Stefanchik dove in head first, taking on every client who walked through the door. In his enthusiasm to establish a booming business, he simply shot too many weddings. Facing burnout and needing to take a step back, Stefanchik did what any stressed-out wedding photographer would do; he took a relaxing hiatus from the wedding world and returned to news photography.
Sounds crazy, but that’s what Stefanchik did. He freelanced for The Dallas Morning News, and eventually went full-time. But after six months back in the newsroom on a heavy diet of breaking stories, Stefanchik felt he was missing something.
“I missed being around those happy moments,” he says. “Photojournalism is exciting, but it’s not always happy. In fact, it’s often the exact opposite. My boss thought I was crazy, but I had to go back to weddings.”
Having lost his brand identity and depleted his referral base during his break, Stefanchik decided to completely re-brand himself, this time as a high-end wedding photographer. His new target clientele is older, more affluent. Instead of the “puppy love” weddings of 23- to 25-year-olds, now Stefanchik’s clients are 28 to 40 years old, with refined tastes and the financial security to indulge them.
“This is a competitive market, so we decided we needed a whole new brand.” He renamed the business JVS Weddings (nee Documentary Weddings), and built a new studio with an upscale look.
The new approach worked. The average wedding package sale ranges from $10,000 to $14,000. In Stefanchik’s eyes, the success has been bred from a mutual trust that he establishes with each new client.
“When I first meet with a bride, I ask her what she expects in her photography, what she expects of me,” says Stefanchik. “I ask her to imagine her dream wedding, then we help her create that dream. Everything we do is very heavily treated
—not manipulated, but treated.”
Stefanchik’s clients often enjoy the relationship so much that they later hire him to document their family life, not as a portraitist but as the family’s photographic historian. “We’re not out to make a quota each year, to book, say, 30 weddings. Instead, we’re into booking 30 sets of trust,” says Stefanchik.

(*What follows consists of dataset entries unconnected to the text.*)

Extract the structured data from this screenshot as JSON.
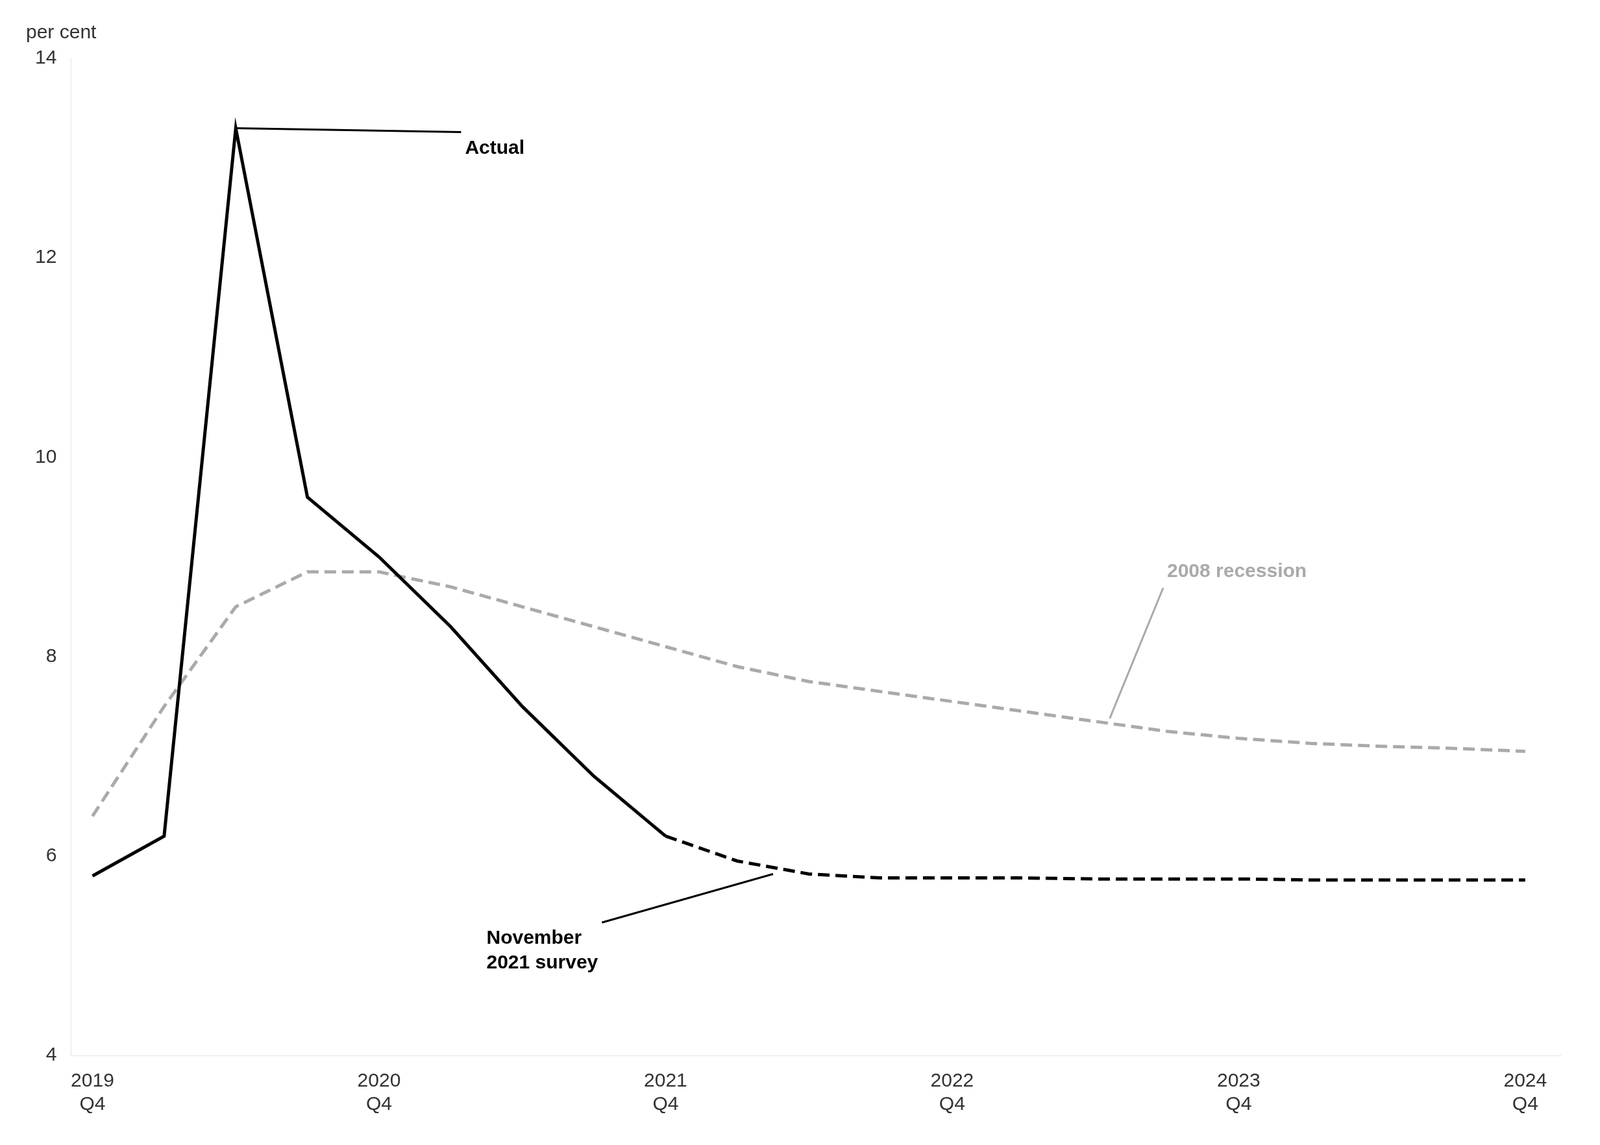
{
  "chart_data": {
    "type": "line",
    "ylabel": "per cent",
    "xlim": [
      -0.3,
      20.5
    ],
    "xticks": [
      {
        "value": 0,
        "label": "2019\nQ4"
      },
      {
        "value": 4,
        "label": "2020\nQ4"
      },
      {
        "value": 8,
        "label": "2021\nQ4"
      },
      {
        "value": 12,
        "label": "2022\nQ4"
      },
      {
        "value": 16,
        "label": "2023\nQ4"
      },
      {
        "value": 20,
        "label": "2024\nQ4"
      }
    ],
    "ylim": [
      4,
      14
    ],
    "yticks": [
      4,
      6,
      8,
      10,
      12,
      14
    ],
    "grid": false,
    "series": [
      {
        "x": [
          0,
          1,
          2,
          3,
          4,
          5,
          6,
          7,
          8,
          9,
          10,
          11,
          12,
          13,
          14,
          15,
          16,
          17,
          18,
          19,
          20
        ],
        "values": [
          6.4,
          7.5,
          8.5,
          8.85,
          8.85,
          8.7,
          8.5,
          8.3,
          8.1,
          7.9,
          7.75,
          7.65,
          7.55,
          7.45,
          7.35,
          7.25,
          7.18,
          7.13,
          7.1,
          7.08,
          7.05
        ],
        "color": "#aaaaaa",
        "line_style": "dashed"
      },
      {
        "x": [
          0,
          1,
          2,
          3,
          4,
          5,
          6,
          7,
          8
        ],
        "values": [
          5.8,
          6.2,
          13.3,
          9.6,
          9.0,
          8.3,
          7.5,
          6.8,
          6.2
        ],
        "color": "#000000",
        "line_style": "solid"
      },
      {
        "x": [
          8,
          9,
          10,
          11,
          12,
          13,
          14,
          15,
          16,
          17,
          18,
          19,
          20
        ],
        "values": [
          6.2,
          5.95,
          5.82,
          5.78,
          5.78,
          5.78,
          5.77,
          5.77,
          5.77,
          5.76,
          5.76,
          5.76,
          5.76
        ],
        "color": "#000000",
        "line_style": "dashed"
      }
    ],
    "annotations": [
      {
        "text": "Actual",
        "x": 2,
        "y": 13.3,
        "text_x": 5.2,
        "text_y": 13.1,
        "color": "#000000"
      },
      {
        "text": "2008 recession",
        "x": 14.2,
        "y": 7.38,
        "text_x": 15.0,
        "text_y": 8.85,
        "color": "#aaaaaa"
      },
      {
        "text": "November\n2021 survey",
        "x": 9.5,
        "y": 5.82,
        "text_x": 5.5,
        "text_y": 5.05,
        "color": "#000000"
      }
    ]
  }
}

As he shoots, Stefanchik, in all-business mode, strives for unobtrusiveness as he captures the moments of the event. “I often bruise my left eyebrow, because I keep my camera to my eye the whole time. I don’t talk to people. I don’t mingle. I’m there to capture the moments, not for small talk,” he says.
Bucking the trend in photojournalistic wedding coverage, Stefanchik distinguishes his work with the heavy use of hand-held electronic flash. If the available light is there, he’ll use it, but he won’t sacrifice an important moment to wait for the light to be perfect. “I flash about 95 percent of what I shoot, all of it off-camera,” he says. “The point of off-camera lighting is to give dimension to a moment, to force a point of entry into the image”
The result of Stefanchik’s efforts is the full-bodied documentation of real moments. He captures what needs to be captured, without needing to repose a priceless moment. It’s true. It’s unadulterated. It’s, well, photojournalistic.